Helpfully Dr Bayes points out that the 10 Commandments, consisting of the moral principles which faith in God demands, are absolute values even although they were enshrined in the civil laws of Israel. The moral law has a civil application. How should we understand the phrase the 'righteous requirements of the law'? This is equivalent to the phrase 'moral law'. He concludes that 'it is virtually impossible to carry through a rigorous rejection of the three fold principle'. Even those who reject the division 'cannot avoid making distinctions by default'. The primacy of the moral law is proved from the Old Testament and the continued necessity to 'keep the commandments of God (1 Cor 7:19) proves a division between the 10 Commandments and ceremonial laws. 

The Moral Law

 The Moral Law: Its place in Scripture and its relevance today.
John L. Mackay
Christian Institute,
P.O.Box 1, Newcastle upon Tyne, NE7 7EF
, 2004, 64pp., £3.50; ISBN 1 901086 27-5
 
A Professor of Old Testament Language, Exegesis and Theology at the Free Church of Scotland College in Edinburgh writing a little book on the moral law is an event hardly likely to set the heather on fire, you might think, and you would be wrong. These two lectures given at the Christian Institute’s Autumn series in November 2003 in Newcastle maintain their learned preachy tone in print, but more, they sing, at least they did for this Welshman. Reading this Scottish prose was a delight.

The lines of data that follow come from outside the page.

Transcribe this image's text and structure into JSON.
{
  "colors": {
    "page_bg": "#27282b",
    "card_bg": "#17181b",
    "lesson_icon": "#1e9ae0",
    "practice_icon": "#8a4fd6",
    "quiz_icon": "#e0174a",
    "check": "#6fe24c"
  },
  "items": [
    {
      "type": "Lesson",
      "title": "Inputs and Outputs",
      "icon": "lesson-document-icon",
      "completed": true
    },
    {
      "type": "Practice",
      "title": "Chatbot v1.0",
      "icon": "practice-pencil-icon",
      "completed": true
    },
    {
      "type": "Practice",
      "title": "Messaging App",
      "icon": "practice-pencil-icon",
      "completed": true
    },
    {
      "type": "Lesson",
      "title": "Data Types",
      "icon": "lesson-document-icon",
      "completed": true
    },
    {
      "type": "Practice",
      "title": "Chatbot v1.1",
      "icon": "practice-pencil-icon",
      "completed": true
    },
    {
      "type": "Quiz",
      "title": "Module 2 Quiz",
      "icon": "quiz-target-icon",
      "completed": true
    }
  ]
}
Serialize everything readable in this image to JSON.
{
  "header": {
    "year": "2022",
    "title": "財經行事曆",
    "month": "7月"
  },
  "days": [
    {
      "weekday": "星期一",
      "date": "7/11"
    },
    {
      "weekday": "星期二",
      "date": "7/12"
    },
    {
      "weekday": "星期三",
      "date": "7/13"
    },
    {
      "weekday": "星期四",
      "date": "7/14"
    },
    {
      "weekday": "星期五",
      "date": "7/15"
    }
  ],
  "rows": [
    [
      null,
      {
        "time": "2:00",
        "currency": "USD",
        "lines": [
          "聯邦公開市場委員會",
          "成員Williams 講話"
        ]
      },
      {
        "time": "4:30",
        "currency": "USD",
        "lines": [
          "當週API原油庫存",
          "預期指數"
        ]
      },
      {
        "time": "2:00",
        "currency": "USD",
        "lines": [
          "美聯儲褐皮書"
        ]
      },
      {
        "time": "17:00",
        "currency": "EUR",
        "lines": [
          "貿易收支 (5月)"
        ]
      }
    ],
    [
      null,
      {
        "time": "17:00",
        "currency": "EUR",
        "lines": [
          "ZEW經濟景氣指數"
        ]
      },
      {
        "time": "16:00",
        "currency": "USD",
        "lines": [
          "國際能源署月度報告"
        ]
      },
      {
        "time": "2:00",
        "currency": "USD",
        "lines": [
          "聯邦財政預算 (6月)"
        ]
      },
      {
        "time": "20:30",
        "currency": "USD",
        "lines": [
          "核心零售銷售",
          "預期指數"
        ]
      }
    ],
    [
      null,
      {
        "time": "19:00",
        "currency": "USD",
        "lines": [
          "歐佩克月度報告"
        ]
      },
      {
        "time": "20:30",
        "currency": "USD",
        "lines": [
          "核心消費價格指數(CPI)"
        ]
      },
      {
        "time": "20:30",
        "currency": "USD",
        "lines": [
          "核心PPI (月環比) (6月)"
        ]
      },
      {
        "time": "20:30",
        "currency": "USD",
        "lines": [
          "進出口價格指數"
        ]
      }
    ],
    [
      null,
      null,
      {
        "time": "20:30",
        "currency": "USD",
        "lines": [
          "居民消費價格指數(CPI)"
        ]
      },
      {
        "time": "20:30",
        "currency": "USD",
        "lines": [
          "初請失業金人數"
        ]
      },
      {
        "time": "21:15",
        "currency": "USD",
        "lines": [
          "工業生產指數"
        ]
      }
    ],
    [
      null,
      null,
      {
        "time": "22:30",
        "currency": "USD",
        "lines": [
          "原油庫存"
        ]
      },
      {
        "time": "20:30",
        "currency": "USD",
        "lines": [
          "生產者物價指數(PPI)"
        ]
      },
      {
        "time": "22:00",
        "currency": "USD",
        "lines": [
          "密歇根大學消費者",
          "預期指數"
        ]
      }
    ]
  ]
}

I wanted John to go on and on, leading me further into the intricacies of law and gospel, the Decalogue, the Mosaic Law and the New Covenant. This summary was grand but not enough. Maybe it’s the Welsh that creates the delight in me, or maybe it’s the tension of the particularly divisive Baptist argument about the Christian and the law which found sweet sense and exegetical satisfaction in the theology of these pages. Allied to Iain D. Campbell’s On the First Day of the Week (Day One) we men who believe in the abiding use of the law of God for the Christian have been strengthened by these publications.
 
Whereas Patrick Fairbairn’s Law in Scripture (1868) will be acknowledged, this booklet will be read. Its ten or so chapters on the law are on the Old Testament evidence, the moral law, the Decalogue and the rest of the Mosaic Law, the application of the other laws, the law as a covenant of works, Jesus and the law, the law and love, Paul and the law, the law of liberty and the moral law in today’s world.
 
At a recent Reformed Baptist Conference a paper was given on the subject, “Puritan and New Covenant Baptists: Co-Defenders of the Decalogue.” It was a fine paper. The speaker wants to be known as a “New Covenant man” but he will not eliminate the Decalogue from its importance in sanctifying the believer. However, he regards the Sabbath as a ceremonial sign of the covenant. I am very close to that man; his godliness is illuminating and one acknowledges that there are Mosaic, ceremonial and civil aspects of sabbatical regulations within the seven year and Jubilee structures of Israel. Yet the exegesis and explanation of John L. Mackay is still more persuasive. I was delighted with this book. It will do good pastoral work for me amongst theological students and the more thoughtful leaders of the UCCF.